Papá trabajó con vigor pero nunca hizo dinero. Durante mi infancia y adolescencia pasamos épocas difíciles en las que no alcanzaba ni para comer. El exceso de lluvias en Temuco solía acabar con las cosechas.

En esos momentos abrumados por la escasez, el apoyo de Papá Beny, así le decíamos de cariño, se hizo indispensable.

Mi padre dulce, dulcísimo, anhelaba darnos una vida más holgada. Hubiera deseado, para ése, mi primer viaje, pagar aunque sólo fuera una segunda clase. Nuestro camarote era pequeño y se encontraba junto a las turbinas.

El ruido de motores era constante. La tripulación iba y venía a una bodega que teníamos incrustada casi dentro del cuarto. Por las noches resultaba difícil conciliar el sueño, parecía que nuestras literas se hallaban en plena Avenida Central.

Pero, ¿ a quién le importaba si la habitación era cómoda o no? Las molestias de viajar en tercera desaparecían con la emoción de salir a explorar otros mundos. Además, ese ruido en el barco no era muy distinto al de nuestra casa, tan cerca de la estación de tren y siempre llena de niños.

Durante varios días nos cubrió el techo vasto de mi Araucania. Experimenté su inagotable litoral. Por más que el barco avanzaba no terminamos de recorrerla.
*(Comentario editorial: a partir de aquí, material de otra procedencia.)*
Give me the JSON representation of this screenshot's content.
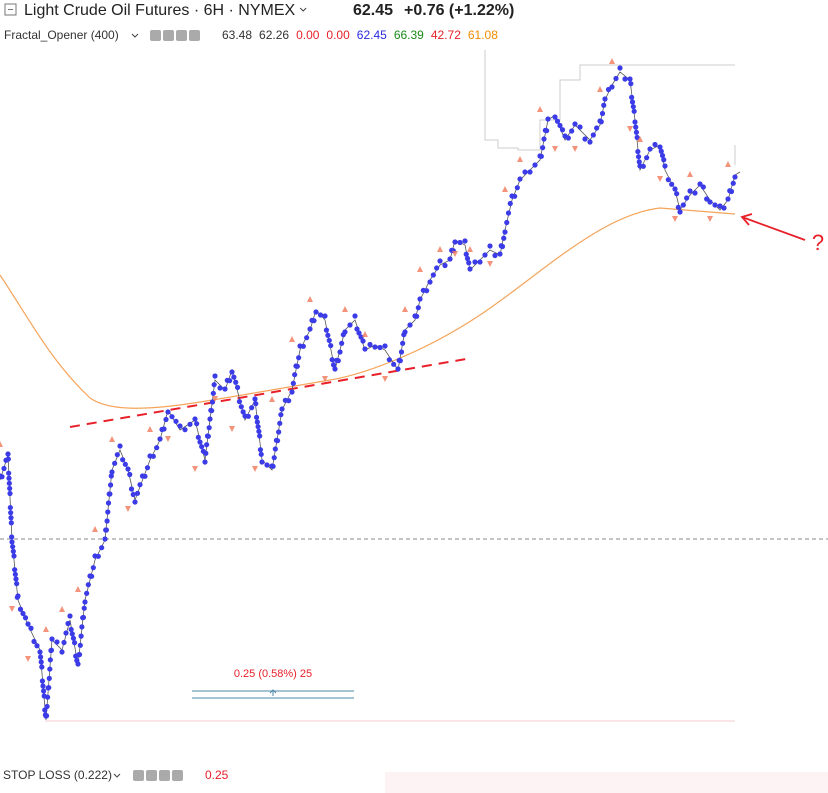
{
  "header": {
    "title": "Light Crude Oil Futures · 6H · NYMEX",
    "price": "62.45",
    "change": "+0.76 (+1.22%)"
  },
  "indicator": {
    "name": "Fractal_Opener (400)",
    "values": [
      "63.48",
      "62.26",
      "0.00",
      "0.00",
      "62.45",
      "66.39",
      "42.72",
      "61.08"
    ],
    "colors": [
      "#333333",
      "#333333",
      "#e8202a",
      "#e8202a",
      "#2a2adf",
      "#1a8a1a",
      "#e8202a",
      "#f08c00"
    ]
  },
  "measure_label": "0.25 (0.58%) 25",
  "annotation": "?",
  "footer": {
    "name": "STOP LOSS (0.222)",
    "value": "0.25"
  }
}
Mi país es largo cordón viviente.

La costa da seguridad; es barandal del que podemos asirnos antes de caminar solos; antes de ser pájaros y devorar nuestras propias raíces.

Duermen las golondrinas su despedida, sueñan el sueño que bosteza en la memoria, sueñan con explorar nuevos mundos. Sentada sobre el baúl, aprieto contra mi alma el pesado álbum.

Allá, una música de luz y agua. Percibo aún el aliento a membrillos y alacena de mi pueblo, su temperamento verde, su contorno de libélulas. Sopla el viento helado de la cordillera. Veo tierra. Sigo enredada a la mano de mi madre. Sigo en casa.